Results of the present investigation on disease resistance (survival) revealed that the incorporation of leaf extract of Euphorbia hirta in feed protects the fish (increased protection), Cyprinus carpio against the pathogen, Aeromonas hydrophila (Table 3). The mechanism by which the survival was augmented appears to be positively correlated with increased phagocytosis, neutrophil activity, lysozyme activity, etc. Among the different concentrations tested, the groups fed continuously with feed having higher concentrations (25 and 50 g) of Euphorbia hirta resulted in maximum protection. Earlier studies revealed that dietary supplementation of Ocimum sanctum leaf extract enhanced disease resistance against Aeromonas hydrophila in Oreochromis mossambicus (Logambal, Venkatalakshmi & Michael, 2000). Misra et al. (2006a) reported that multiple injection of tuftsin might have maintained the activation of phagocytic cells for a long period, which in turn led to long-term protection in the fish. Following challenge with A. hydrophila less survivability was observed in the control group (56.65%) than the group fed the experimental feeds. The group fed 0.5 g Euglena kg−1 dry diet showed the highest percentage survival (75%) (Das, Pradhan & Sahu, 2009). Sahu et al. (2007) observed that mango kernel stimulated the immunity and made Labeo rohita more resistant to Aeromonas hydrophila infection as observed in common carp in the present study.
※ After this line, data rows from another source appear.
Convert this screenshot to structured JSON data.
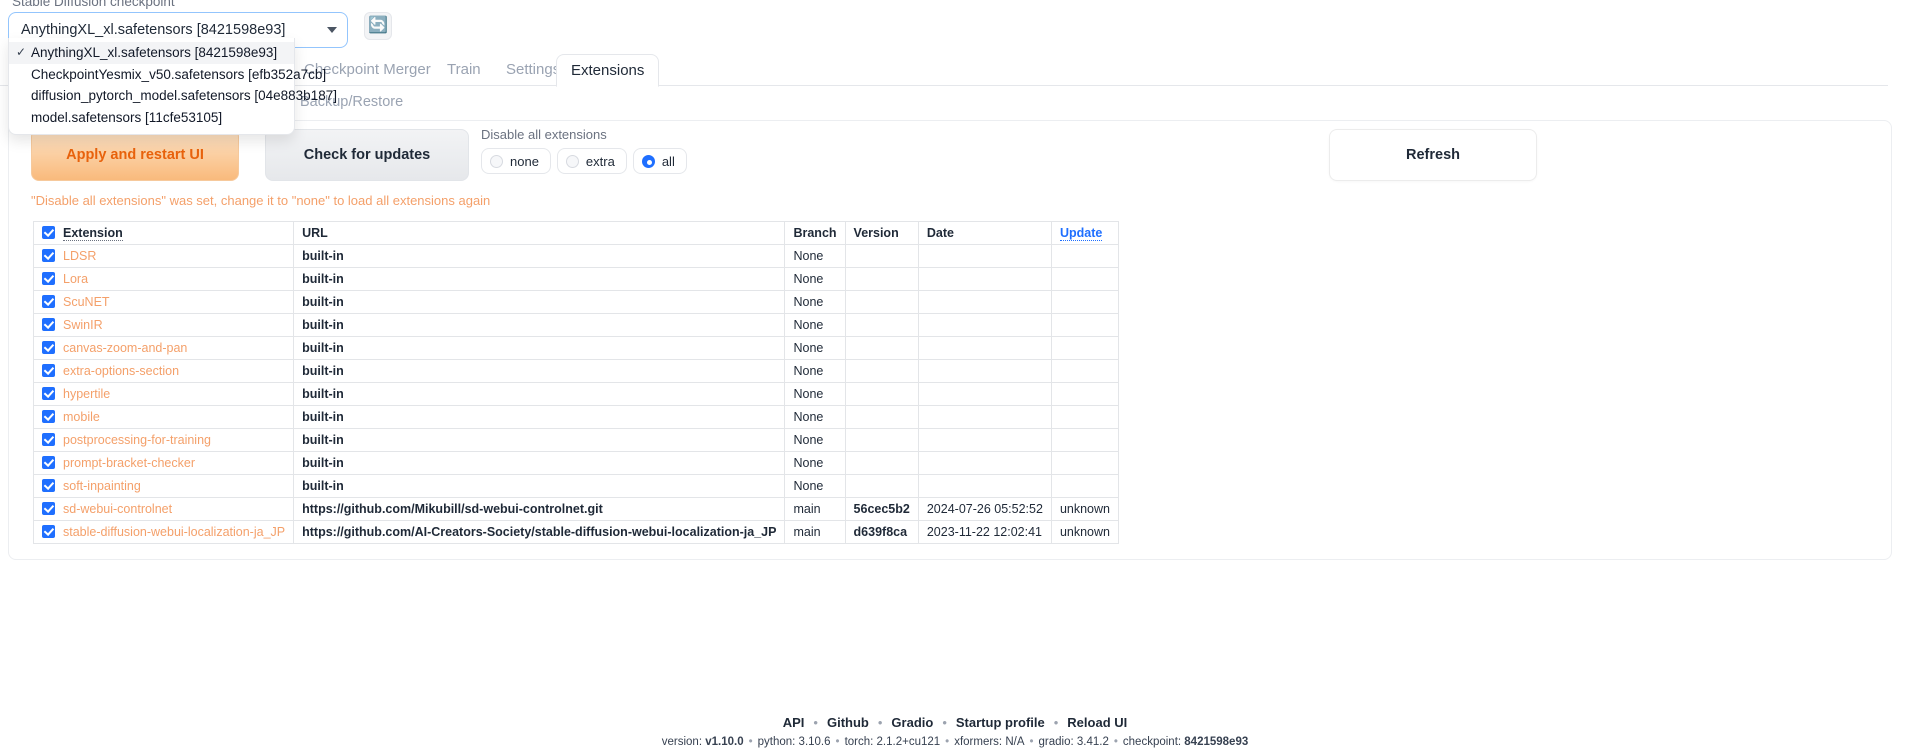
{
  "checkpoint": {
    "label": "Stable Diffusion checkpoint",
    "value": "AnythingXL_xl.safetensors [8421598e93]",
    "refresh_icon": "refresh-icon",
    "options": [
      "AnythingXL_xl.safetensors [8421598e93]",
      "CheckpointYesmix_v50.safetensors [efb352a7cb]",
      "diffusion_pytorch_model.safetensors [04e883b187]",
      "model.safetensors [11cfe53105]"
    ],
    "selected_index": 0,
    "check_glyph": "✓"
  },
  "tabs": [
    {
      "label": "Checkpoint Merger",
      "active": false
    },
    {
      "label": "Train",
      "active": false
    },
    {
      "label": "Settings",
      "active": false
    },
    {
      "label": "Extensions",
      "active": true
    }
  ],
  "subtabs": [
    {
      "label": "Backup/Restore"
    }
  ],
  "actions": {
    "apply_label": "Apply and restart UI",
    "check_updates_label": "Check for updates",
    "refresh_label": "Refresh"
  },
  "disable_all": {
    "title": "Disable all extensions",
    "options": [
      "none",
      "extra",
      "all"
    ],
    "selected": "all"
  },
  "warning": "\"Disable all extensions\" was set, change it to \"none\" to load all extensions again",
  "table": {
    "headers": {
      "extension": "Extension",
      "url": "URL",
      "branch": "Branch",
      "version": "Version",
      "date": "Date",
      "update": "Update"
    },
    "rows": [
      {
        "name": "LDSR",
        "url": "built-in",
        "branch": "None",
        "version": "",
        "date": "",
        "update": "",
        "checked": true
      },
      {
        "name": "Lora",
        "url": "built-in",
        "branch": "None",
        "version": "",
        "date": "",
        "update": "",
        "checked": true
      },
      {
        "name": "ScuNET",
        "url": "built-in",
        "branch": "None",
        "version": "",
        "date": "",
        "update": "",
        "checked": true
      },
      {
        "name": "SwinIR",
        "url": "built-in",
        "branch": "None",
        "version": "",
        "date": "",
        "update": "",
        "checked": true
      },
      {
        "name": "canvas-zoom-and-pan",
        "url": "built-in",
        "branch": "None",
        "version": "",
        "date": "",
        "update": "",
        "checked": true
      },
      {
        "name": "extra-options-section",
        "url": "built-in",
        "branch": "None",
        "version": "",
        "date": "",
        "update": "",
        "checked": true
      },
      {
        "name": "hypertile",
        "url": "built-in",
        "branch": "None",
        "version": "",
        "date": "",
        "update": "",
        "checked": true
      },
      {
        "name": "mobile",
        "url": "built-in",
        "branch": "None",
        "version": "",
        "date": "",
        "update": "",
        "checked": true
      },
      {
        "name": "postprocessing-for-training",
        "url": "built-in",
        "branch": "None",
        "version": "",
        "date": "",
        "update": "",
        "checked": true
      },
      {
        "name": "prompt-bracket-checker",
        "url": "built-in",
        "branch": "None",
        "version": "",
        "date": "",
        "update": "",
        "checked": true
      },
      {
        "name": "soft-inpainting",
        "url": "built-in",
        "branch": "None",
        "version": "",
        "date": "",
        "update": "",
        "checked": true
      },
      {
        "name": "sd-webui-controlnet",
        "url": "https://github.com/Mikubill/sd-webui-controlnet.git",
        "branch": "main",
        "version": "56cec5b2",
        "date": "2024-07-26 05:52:52",
        "update": "unknown",
        "checked": true
      },
      {
        "name": "stable-diffusion-webui-localization-ja_JP",
        "url": "https://github.com/AI-Creators-Society/stable-diffusion-webui-localization-ja_JP",
        "branch": "main",
        "version": "d639f8ca",
        "date": "2023-11-22 12:02:41",
        "update": "unknown",
        "checked": true
      }
    ]
  },
  "footer": {
    "links": [
      "API",
      "Github",
      "Gradio",
      "Startup profile",
      "Reload UI"
    ],
    "separator": "•",
    "meta": [
      {
        "key": "version:",
        "value": "v1.10.0",
        "bold": true
      },
      {
        "key": "python:",
        "value": "3.10.6",
        "bold": false
      },
      {
        "key": "torch:",
        "value": "2.1.2+cu121",
        "bold": false
      },
      {
        "key": "xformers:",
        "value": "N/A",
        "bold": false
      },
      {
        "key": "gradio:",
        "value": "3.41.2",
        "bold": false
      },
      {
        "key": "checkpoint:",
        "value": "8421598e93",
        "bold": true
      }
    ]
  },
  "colors": {
    "accent_orange": "#f4a06a",
    "accent_blue": "#1f6fff",
    "apply_text": "#e8620c"
  }
}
In general, the immunostimulant (plant extract) was found to stimulate antibody response, lysozyme and phagocytosis and other immunological function in fish at higher concentrations. The pathogen clearance study elicits that the leaf extract was able to eliminate the pathogen from its circulatory system in Cyprinus carpio. The disease resistance study indicates that the fish fed with plant leaf extract was able to increase their survival percentage significantly. This study also reveals that the scope of using extract of Euphorbia hirta as an immunoprophylatic in the health management in culture of carps. Finally appropriate field trials are necessary before using the aqueous extract as immunoprophylatics to prevent infectious diseases in fin fish aquaculture.